Please note that I'm only sharing with you what is the current WMO
practice, and I'm not making any personal statement of opinion one way
or the other as to whether this is a good thing. While the current
practice, whereby each successive Table B is always a superset of all
the previous versions, does simplify the task of decoding, it also has
caused some of the descriptor classes to fill up much more quickly than
would otherwise be necessary. A good example is Class 12, where we
initially had a descriptor for every conceivable type of temperature
value, but with scale 1 which only allowed accuracy to one digit beyond
the decimal. After these were in use for a while, it was discovered
that we had a problem, because most instruments report temperatures in
Celsius whereas BUFR uses the SI unit of Kelvin, but the conversion
factor between Celsius and Kelvin is 273.15, and different architectures
didn't always handle the rounding the same way. This meant you could
have one center take an observation in Celsius, then convert it to
Kelvin for encoding into BUFR, then send that BUFR message to a
different center, and the second center could, when converting back to
Celsius, obtain a value that was off by as much as two-tenths of a
degree from the original observed value. With hindsight, we realized
that the best solution was to just store all temperatures using scale 2,
but the practice was (and still is!) to never modify the characteristics
of an existing descriptor once it has been in the table. So we ended up
creating a second copy of each existing temperature descriptor, each
with it's own new reference number and a scale factor of 2, when an
alternative solution could have been to simply increase the scale of
each existing temperature descriptor effective with the next version of
the tables, and then rely on everyone's encoder/decoder software to
differentiate properly between the old and new versions of each
descriptor based on the table version number encoded within the message.

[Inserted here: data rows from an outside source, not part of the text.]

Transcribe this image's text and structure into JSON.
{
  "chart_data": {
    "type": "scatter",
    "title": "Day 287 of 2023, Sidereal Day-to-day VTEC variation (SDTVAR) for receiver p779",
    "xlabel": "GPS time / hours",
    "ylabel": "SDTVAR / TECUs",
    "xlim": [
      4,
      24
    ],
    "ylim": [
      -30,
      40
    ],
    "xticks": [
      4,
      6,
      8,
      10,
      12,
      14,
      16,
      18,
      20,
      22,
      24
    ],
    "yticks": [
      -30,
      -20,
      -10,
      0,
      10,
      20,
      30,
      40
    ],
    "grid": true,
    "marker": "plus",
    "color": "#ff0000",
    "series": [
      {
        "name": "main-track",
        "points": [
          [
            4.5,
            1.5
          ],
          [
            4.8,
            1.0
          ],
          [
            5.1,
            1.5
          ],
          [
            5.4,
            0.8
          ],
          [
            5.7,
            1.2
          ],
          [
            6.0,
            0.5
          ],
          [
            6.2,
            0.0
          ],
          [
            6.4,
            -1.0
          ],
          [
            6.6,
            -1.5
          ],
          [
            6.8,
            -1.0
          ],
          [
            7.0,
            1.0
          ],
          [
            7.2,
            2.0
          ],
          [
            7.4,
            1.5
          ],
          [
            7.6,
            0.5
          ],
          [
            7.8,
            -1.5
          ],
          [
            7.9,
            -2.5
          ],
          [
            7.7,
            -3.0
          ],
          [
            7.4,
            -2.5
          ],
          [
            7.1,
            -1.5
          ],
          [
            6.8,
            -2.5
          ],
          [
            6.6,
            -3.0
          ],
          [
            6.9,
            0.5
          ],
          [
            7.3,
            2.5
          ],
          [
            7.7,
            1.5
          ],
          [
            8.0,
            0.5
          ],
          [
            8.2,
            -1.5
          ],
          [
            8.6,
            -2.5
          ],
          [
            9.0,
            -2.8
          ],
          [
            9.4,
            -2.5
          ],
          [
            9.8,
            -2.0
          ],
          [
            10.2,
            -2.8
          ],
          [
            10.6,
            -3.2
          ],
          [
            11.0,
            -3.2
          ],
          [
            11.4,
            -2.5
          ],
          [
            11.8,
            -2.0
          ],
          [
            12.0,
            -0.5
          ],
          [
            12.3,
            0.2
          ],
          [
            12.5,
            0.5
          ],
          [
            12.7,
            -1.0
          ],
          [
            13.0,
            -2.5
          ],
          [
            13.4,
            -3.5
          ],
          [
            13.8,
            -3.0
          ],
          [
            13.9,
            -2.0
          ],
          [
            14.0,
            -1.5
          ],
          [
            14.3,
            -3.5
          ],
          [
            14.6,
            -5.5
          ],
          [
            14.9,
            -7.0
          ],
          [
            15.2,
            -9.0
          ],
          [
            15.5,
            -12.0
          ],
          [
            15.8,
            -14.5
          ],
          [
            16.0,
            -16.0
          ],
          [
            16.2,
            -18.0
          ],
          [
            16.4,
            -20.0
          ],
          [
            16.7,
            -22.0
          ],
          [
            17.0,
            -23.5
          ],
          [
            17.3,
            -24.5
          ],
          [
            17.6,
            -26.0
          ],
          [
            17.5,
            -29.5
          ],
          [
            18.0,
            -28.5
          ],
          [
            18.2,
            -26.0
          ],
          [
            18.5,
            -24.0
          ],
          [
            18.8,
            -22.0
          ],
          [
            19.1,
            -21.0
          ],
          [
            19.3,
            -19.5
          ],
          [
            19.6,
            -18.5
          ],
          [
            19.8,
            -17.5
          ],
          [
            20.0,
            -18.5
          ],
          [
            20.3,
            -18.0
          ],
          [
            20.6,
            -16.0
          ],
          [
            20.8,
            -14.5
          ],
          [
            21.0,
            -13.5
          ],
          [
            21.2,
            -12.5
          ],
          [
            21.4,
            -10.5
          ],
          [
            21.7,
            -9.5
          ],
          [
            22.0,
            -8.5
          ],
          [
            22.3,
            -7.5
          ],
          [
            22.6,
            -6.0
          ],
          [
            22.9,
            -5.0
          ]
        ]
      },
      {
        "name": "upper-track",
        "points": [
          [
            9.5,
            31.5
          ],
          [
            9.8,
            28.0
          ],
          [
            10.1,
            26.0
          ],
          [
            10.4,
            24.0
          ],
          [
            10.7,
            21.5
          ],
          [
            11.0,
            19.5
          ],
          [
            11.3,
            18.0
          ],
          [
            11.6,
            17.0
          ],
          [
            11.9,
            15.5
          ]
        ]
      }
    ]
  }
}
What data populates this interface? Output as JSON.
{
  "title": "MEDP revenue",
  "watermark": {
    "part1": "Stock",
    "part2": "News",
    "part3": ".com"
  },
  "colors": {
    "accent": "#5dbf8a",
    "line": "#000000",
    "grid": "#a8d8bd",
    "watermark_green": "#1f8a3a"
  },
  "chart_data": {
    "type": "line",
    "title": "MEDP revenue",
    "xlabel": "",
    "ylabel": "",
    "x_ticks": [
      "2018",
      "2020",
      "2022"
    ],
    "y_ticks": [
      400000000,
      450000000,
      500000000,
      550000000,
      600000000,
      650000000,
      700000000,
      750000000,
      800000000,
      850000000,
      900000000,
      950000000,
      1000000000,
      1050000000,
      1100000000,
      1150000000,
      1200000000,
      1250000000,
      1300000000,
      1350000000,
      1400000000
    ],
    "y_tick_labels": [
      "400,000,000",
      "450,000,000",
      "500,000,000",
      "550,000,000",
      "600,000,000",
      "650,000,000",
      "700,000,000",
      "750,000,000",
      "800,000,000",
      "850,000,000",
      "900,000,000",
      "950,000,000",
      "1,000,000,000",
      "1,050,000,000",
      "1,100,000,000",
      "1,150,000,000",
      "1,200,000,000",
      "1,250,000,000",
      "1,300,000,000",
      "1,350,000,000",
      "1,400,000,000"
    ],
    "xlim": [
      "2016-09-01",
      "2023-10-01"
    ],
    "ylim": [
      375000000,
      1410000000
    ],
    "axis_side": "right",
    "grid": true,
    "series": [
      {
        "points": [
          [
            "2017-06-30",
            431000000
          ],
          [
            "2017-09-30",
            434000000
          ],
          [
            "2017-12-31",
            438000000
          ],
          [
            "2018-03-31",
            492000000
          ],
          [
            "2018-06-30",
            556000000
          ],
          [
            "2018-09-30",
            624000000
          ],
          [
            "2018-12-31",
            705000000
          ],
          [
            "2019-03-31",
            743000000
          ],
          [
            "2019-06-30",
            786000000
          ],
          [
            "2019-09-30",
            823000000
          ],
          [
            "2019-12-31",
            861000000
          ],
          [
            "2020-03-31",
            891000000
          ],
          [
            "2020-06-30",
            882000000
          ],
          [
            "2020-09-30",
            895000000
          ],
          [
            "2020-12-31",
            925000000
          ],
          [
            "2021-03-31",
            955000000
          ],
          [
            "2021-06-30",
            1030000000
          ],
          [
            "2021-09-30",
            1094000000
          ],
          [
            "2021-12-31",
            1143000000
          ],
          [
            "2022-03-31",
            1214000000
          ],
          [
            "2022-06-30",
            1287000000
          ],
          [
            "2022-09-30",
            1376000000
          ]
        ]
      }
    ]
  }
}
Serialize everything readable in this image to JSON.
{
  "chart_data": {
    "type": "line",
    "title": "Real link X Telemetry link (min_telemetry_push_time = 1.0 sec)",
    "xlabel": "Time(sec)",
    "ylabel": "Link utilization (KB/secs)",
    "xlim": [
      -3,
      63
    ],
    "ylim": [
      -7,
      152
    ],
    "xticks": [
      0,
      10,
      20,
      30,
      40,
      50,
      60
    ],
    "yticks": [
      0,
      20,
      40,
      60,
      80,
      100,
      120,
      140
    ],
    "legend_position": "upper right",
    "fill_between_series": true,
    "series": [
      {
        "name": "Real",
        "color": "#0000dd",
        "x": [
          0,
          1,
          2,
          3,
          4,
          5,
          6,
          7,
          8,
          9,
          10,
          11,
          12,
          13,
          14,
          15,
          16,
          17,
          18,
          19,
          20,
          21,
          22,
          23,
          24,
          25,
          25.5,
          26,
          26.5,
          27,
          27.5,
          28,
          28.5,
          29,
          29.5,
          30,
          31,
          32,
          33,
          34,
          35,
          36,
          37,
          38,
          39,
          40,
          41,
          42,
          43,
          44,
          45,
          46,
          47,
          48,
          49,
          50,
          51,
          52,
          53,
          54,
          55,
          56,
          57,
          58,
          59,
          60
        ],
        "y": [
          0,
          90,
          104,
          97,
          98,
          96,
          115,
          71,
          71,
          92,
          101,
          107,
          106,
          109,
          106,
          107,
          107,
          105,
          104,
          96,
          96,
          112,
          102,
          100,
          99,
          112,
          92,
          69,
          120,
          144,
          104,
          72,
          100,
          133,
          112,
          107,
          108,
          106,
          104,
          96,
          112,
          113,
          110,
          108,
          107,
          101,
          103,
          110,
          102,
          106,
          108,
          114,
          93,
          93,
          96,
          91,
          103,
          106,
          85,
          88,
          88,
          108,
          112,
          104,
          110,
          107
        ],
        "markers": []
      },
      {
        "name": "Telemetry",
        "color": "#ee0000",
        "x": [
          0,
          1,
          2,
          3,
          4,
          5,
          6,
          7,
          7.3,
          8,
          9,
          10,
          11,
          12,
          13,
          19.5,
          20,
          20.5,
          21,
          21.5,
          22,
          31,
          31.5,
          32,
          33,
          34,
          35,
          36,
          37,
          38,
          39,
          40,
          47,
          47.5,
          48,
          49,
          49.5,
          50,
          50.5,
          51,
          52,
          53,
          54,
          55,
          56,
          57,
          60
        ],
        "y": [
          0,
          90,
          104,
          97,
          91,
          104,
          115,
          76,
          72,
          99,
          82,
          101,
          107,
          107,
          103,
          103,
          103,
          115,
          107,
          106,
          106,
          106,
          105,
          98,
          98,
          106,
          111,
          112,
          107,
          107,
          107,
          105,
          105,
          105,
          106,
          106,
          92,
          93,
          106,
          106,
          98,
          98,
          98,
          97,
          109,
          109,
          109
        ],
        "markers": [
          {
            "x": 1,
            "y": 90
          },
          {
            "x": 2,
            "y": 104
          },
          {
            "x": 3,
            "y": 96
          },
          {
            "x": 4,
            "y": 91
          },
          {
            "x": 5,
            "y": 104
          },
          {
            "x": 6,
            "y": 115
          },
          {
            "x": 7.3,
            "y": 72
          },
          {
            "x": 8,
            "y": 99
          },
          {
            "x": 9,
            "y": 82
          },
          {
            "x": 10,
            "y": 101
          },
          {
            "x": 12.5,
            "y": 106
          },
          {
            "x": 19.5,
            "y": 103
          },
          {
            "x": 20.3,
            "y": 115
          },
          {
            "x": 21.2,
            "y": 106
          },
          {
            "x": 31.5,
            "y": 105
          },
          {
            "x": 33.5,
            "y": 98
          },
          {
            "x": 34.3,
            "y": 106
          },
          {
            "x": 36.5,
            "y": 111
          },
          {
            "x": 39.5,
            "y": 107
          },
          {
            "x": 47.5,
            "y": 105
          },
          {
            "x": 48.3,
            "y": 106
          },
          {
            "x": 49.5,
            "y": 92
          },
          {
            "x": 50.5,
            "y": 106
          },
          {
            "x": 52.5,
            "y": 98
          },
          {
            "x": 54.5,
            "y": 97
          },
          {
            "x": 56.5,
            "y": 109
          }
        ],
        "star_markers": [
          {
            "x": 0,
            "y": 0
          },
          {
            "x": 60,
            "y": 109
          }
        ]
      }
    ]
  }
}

I realize that was a somewhat long-winded historical example, but an
important point is that WMO could possibly change their practice at some
point in the future (especially as some of the Table B classes are now
close to completely full!), and this is another reason why it would be a
good idea for us to hold on to all previous versions of these tables,
even though right now it's not technically necessary. The easiest way
to do this would be to include the version number somewhere in the
filename within our collective archive.
As for BUFR edition numbers (about which I've also sensed some confusion
in the ongoing email thread), these are a different animal entirely.
Whereas table version number changes do not require any corresponding
change to BUFR encoder/decoder software, the edition number is
incremented only when changes are introduced which require corresponding
changes to actual encoding and decoding software (for example, if new
Table C operators are introduced, or the format of BUFR Section 1 is
modified). In this case, the software needs to be able to
simultaneously handle multiple editions (i.e. formats) of BUFR messages,
which of course adds to programming complexity, and so such changes are
made much less frequently and with much more advance notice.
I hope this helps clarify any confusion!